El único problema de ser autonomista e independentista a la vez consiste en los equilibrios que hay que hacer para mantener una situación en teoría imposible, pero Aragonès gestiona bastante bien su peculiar posición: por un lado, no saca el tema de la independencia ni que lo maten; por otro, sigue comportándose como un gañán cuando le toca recibir al Rey en sus visitas a Barcelona. Puede que tarde o temprano, nuestro hombre se vea obligado a definirse de una vez, pero, de momento, va por la vida como El mig amic de la canción de Peret, Enredant per allà, enredant per aquí, y hay que reconocer que no le va nada mal con semejante táctica. Por otra parte, tampoco lo tiene tan difícil para hacerse con la hegemonía de ese independentismo en el que, diga lo que diga y haga lo que haga, ha dejado de creer hace tiempo: su competencia es lamentable, pues la componen colectivos quiméricos rayanos en el delirio como Junts y la CUP. Frente a ellos, a Aragonès no le cuesta mucho interpretar el papel del político sensato, realista y posibilista que, de vez en cuando, eso sí, tiene que montar un numerito arrauxat para hacer creer a sus bases que la independencia del terruño está a la vuelta de la esquina. Solo le basta librarse de la funesta influencia del beato Junqueras para convertirse en un leal servidor del Estado opresor (la justicia española le ha echado una manita inhabilitando al mosén hasta el año 2031).

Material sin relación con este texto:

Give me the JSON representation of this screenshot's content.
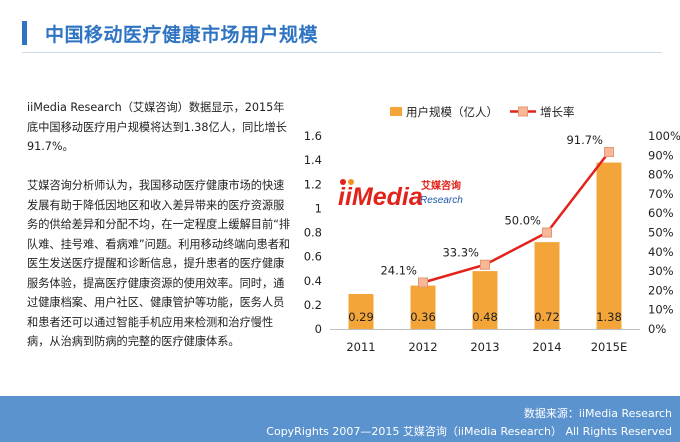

Puede que en sus inicios políticos nuestro hombre fuese un iluminado del calibre de Borràs y Turull, pero es evidente que ha dejado de serlo y que se está convirtiendo en un consumado profesional de lo suyo, aunque eso incluya dejar de creer en la independencia, en la mesa de diálogo y demás fantasías animadas de ayer y hoy. ¿Quién me iba a decir a mí que El niño barbudo se convertiría prácticamente en un estadista?